Showing 6 changed files with 70 additions and 43 deletions.
diff --git a/README.md b/README.md
@@ -2,6 +2,7 @@
 Parson is a lighweight [json](http://json.org) parser and reader written in C.  
 
 ##Features
+* Full JSON support
 * Lightweight (only 2 files)
 * Simple API
 * Addressing json values with dot notation (similiar to C structs or objects in most OO languages, e.g. "objectA.objectB.value")

diff --git a/parson.c b/parson.c
@@ -1,6 +1,6 @@
 /*
  Parson ( http://kgabis.github.com/parson/ )

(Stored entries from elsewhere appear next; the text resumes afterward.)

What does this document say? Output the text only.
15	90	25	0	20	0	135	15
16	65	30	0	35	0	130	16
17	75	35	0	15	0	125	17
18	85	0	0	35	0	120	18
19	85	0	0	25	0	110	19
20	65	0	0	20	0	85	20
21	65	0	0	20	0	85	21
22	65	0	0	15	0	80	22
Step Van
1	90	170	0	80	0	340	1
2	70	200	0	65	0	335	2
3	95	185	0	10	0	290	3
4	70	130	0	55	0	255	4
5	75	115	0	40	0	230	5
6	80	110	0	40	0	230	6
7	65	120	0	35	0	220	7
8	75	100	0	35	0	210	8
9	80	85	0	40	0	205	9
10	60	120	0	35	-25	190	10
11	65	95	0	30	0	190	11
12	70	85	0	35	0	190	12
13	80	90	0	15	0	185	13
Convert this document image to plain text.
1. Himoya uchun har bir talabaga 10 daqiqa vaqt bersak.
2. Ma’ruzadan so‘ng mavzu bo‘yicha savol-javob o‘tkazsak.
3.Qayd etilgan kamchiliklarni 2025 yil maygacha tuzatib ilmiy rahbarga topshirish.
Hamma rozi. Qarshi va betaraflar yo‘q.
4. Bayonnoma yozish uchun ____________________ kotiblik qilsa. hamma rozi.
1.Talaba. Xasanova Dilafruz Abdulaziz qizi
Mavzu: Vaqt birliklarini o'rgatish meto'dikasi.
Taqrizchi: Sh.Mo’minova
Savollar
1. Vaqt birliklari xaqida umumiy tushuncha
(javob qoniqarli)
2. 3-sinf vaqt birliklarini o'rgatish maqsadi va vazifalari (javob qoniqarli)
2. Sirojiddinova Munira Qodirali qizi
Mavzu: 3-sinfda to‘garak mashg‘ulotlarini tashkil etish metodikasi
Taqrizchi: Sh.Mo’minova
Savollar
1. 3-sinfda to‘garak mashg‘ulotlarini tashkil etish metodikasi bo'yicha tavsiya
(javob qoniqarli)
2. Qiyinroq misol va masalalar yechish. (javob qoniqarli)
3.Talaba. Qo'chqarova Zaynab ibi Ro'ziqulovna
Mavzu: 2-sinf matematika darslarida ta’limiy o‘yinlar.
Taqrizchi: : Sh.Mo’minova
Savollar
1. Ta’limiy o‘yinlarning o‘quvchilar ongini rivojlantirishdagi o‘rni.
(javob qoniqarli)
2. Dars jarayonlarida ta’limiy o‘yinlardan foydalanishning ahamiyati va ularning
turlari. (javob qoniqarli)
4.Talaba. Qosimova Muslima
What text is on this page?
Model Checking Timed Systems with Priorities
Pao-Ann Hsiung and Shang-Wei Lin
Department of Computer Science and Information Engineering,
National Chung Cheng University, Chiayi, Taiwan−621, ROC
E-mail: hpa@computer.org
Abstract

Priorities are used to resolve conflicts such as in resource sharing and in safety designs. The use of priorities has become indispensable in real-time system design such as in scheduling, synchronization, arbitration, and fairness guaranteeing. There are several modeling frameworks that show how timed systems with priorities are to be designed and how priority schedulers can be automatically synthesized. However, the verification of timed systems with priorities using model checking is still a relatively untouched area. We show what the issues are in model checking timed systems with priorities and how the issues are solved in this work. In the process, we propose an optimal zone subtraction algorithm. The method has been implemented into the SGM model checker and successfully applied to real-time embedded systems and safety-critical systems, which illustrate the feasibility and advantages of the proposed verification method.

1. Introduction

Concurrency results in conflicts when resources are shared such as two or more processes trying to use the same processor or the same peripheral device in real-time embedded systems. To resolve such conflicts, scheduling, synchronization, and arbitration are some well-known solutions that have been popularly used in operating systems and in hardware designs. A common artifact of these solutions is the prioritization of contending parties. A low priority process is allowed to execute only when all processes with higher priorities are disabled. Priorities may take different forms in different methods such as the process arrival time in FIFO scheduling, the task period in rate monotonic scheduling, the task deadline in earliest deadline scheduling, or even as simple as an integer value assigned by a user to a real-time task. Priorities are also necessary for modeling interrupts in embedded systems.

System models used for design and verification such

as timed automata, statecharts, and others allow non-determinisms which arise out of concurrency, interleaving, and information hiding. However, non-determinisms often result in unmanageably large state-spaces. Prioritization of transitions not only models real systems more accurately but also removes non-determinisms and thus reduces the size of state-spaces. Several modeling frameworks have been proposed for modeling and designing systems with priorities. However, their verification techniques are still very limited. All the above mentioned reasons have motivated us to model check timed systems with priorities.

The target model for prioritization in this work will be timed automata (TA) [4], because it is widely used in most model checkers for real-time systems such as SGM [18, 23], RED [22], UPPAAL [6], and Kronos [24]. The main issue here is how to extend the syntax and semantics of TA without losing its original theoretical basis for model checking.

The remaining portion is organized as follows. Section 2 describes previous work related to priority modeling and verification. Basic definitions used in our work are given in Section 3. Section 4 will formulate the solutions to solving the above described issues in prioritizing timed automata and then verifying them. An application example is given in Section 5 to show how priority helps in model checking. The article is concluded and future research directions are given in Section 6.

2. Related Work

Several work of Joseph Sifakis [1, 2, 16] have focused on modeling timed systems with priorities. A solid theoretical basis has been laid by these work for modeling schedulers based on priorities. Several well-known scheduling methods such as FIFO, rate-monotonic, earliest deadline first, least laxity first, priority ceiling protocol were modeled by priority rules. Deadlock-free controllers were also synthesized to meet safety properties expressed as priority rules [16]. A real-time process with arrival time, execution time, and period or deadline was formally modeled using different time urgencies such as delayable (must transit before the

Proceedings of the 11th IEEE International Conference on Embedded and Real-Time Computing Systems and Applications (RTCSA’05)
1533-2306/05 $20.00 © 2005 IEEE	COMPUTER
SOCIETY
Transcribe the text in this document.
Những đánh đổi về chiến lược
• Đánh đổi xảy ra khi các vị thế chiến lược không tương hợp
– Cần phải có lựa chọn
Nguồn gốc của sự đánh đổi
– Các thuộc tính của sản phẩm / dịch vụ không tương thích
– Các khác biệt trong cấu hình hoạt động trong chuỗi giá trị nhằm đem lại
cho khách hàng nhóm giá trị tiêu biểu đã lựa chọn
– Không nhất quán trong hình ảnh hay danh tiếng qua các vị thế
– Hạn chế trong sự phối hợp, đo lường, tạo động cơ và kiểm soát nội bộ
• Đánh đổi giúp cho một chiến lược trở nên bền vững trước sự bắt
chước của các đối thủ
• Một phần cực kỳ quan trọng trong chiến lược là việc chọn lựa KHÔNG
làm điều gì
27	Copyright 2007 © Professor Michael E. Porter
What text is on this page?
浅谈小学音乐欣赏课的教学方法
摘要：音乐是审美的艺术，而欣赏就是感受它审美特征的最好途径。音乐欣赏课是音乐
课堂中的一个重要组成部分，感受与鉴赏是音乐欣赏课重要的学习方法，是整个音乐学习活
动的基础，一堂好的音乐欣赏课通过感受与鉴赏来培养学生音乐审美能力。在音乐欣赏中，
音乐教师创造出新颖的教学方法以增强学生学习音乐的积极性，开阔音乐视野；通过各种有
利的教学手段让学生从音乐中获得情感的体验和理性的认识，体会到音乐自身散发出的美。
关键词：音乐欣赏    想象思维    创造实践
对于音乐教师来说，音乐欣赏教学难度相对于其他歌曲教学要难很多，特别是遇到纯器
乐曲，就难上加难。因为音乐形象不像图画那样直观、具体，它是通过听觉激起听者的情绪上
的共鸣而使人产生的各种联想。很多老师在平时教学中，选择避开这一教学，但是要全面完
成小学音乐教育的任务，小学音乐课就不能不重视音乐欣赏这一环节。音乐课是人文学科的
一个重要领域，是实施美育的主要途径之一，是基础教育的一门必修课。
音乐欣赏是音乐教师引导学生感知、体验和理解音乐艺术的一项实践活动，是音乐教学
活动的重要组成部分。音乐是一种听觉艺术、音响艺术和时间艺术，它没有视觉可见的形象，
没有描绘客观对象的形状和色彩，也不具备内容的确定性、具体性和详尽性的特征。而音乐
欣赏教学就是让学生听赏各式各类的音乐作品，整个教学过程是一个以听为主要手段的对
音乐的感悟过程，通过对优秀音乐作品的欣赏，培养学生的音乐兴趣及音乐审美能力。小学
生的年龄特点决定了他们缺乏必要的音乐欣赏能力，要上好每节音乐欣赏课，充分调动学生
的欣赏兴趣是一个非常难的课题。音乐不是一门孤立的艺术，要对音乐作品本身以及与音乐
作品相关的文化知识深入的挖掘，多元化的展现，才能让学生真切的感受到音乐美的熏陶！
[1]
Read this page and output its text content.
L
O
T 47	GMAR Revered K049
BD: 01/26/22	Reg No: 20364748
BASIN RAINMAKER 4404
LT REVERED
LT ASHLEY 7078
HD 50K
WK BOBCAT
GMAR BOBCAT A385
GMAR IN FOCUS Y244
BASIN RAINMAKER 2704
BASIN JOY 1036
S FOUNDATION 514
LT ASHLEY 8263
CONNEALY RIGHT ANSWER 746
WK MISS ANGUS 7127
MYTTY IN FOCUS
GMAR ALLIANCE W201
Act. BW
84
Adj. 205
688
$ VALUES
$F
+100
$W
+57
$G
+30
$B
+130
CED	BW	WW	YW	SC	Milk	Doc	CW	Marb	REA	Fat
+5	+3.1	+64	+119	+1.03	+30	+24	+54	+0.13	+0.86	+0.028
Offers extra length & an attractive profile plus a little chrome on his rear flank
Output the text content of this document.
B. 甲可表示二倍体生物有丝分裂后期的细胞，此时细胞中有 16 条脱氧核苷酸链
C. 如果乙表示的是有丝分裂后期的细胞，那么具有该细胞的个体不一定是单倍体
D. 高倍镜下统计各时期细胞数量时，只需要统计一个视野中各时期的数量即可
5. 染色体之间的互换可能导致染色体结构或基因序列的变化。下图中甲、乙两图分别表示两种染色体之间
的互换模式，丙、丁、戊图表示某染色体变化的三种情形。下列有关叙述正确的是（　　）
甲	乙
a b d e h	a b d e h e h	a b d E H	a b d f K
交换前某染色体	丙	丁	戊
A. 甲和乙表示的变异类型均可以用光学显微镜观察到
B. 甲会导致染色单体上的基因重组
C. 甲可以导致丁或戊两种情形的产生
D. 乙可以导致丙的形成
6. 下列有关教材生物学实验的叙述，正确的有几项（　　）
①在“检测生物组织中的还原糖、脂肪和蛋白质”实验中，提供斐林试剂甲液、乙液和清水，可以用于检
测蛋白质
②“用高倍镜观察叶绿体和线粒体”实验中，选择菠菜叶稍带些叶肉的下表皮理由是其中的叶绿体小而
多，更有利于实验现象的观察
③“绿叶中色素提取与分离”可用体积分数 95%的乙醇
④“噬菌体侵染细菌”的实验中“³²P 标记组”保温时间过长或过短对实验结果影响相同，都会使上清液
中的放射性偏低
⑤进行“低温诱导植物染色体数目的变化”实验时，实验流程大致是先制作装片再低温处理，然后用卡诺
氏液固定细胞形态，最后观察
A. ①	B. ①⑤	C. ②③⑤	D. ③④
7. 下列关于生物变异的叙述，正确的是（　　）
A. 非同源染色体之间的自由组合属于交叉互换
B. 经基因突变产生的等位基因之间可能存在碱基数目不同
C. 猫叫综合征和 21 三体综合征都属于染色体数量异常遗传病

- Copyright (c) 2013 Krzysztof Gabis
+ Copyright (c) 2012 - 2014 Krzysztof Gabis
 
  Permission is hereby granted, free of charge, to any person obtaining a copy
  of this software and associated documentation files (the "Software"), to deal
@@ -102,6 +102,7 @@ static JSON_Value * json_value_init_null(void);
 
 /* Parser */
 static void         skip_quotes(const char **string);
+static int          parse_utf_16(char **processed, char **unprocessed);
 static const char * get_processed_string(const char **string);
 static JSON_Value * parse_object_value(const char **string, size_t nesting);
 static JSON_Value * parse_array_value(const char **string, size_t nesting);
@@ -380,63 +381,86 @@ static void skip_quotes(const char **string) {
     skip_char(string);
 }
 
+static int parse_utf_16(char **processed, char **unprocessed) {
+    unsigned int cp, lead, trail;
+    char *processed_ptr = *processed;
+    char *unprocessed_ptr = *unprocessed;
+    unprocessed_ptr++; /* skips u */
+    if (!is_utf((const unsigned char*)unprocessed_ptr) || sscanf(unprocessed_ptr, "%4x", &cp) == EOF)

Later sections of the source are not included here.